Unconscious machines are connected to automatic processors, that permeate our lives more and more. But there is still a place for choice, for decision and evaluation, and this place needs to be extended by the schizoanalytic process. And in this process one has to become conscious that automatic process are not so automatic as they seem, that automatic process can fail when one of their conditions of work disappears or is no longer possible. Desiring machines themselves change their connections while working and may fail, if their conditions of work are no longer respected. And the subject will never be able to repair them, so they work exactly as before; he or she has to make new connections.
These connections may be easy to make, when the disruption was not so large, and can be easily spoken. But when connections are not so easy, other attempts have to be made to reconnect the rebel unconscious machine, to bring to visibility or to sound the new universe emerging. To-day medical drugs are quite able to reduce rebellious unconscious machines to tolerable behaviours. In the past, drugs were the faithful companion of artists who have tried using these machines to create something.
Must we call thisaesthetic machinery as war machines? Perhaps if they come together in a movement that spreads a certain artistic approach at the same time,, telling others that they have become obsolete. The nomadic war machine is occupying the whole space in which it extends; a new currant in art or in science is able to do the same, to reinterpret the whole field.
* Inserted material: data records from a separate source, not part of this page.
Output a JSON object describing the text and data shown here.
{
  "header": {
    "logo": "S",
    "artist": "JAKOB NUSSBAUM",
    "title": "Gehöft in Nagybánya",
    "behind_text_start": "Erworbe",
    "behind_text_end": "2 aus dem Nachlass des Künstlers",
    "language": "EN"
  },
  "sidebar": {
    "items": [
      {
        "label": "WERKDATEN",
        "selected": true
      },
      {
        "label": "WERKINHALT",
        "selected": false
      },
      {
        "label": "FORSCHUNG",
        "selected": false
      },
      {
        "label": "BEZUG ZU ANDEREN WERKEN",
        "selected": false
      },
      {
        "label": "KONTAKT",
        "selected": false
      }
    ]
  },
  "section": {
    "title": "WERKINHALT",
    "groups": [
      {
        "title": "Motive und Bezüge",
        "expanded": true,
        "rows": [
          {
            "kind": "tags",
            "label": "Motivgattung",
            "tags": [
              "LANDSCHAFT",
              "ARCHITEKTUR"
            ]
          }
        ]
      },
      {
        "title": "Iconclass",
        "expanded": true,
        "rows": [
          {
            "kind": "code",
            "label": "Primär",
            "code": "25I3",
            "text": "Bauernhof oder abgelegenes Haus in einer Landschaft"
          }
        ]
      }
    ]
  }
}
But no individual is able to do it, and those who presume to claims that he is doing it will be overtaken by the movement,like the pretenders to the throne in Ithaca.

 

 

1 Guattari, Machine and Structure (1969) in Psychanalyse et Transversalité, Paris: Maspéro, 1972.
2 Deleuze and Guattari, Anti-Oedipus, Paris: Minuit, 1972, New York: 1977, 1983.
3 Kafka, In the Penal Colony, written in 1914 and first published in 1919.
4 Lévi-Strauss, Claude, Mythologiques, 4 volumes, Paris: Plon, 1964 -1971.
5 Guattari, Félix, Pierre, La transversalité, Psychothérapie institutionnelle, n° 1, 1965, reprint in Psychanalyse et Transversalité, Paris, Maspéro, 1972.
6 Prigogine and Stengers, Order Out of Chaos, University of Michigan: Bantam Books, 1984.
7 Guarrati, The Anti-Oedipus Papers, Paris: 2004, New York: Semiotext(e) 2006.
8 Deligny, Fernand, Œuvres, Paris, Edition l’Arachnéen, 2007.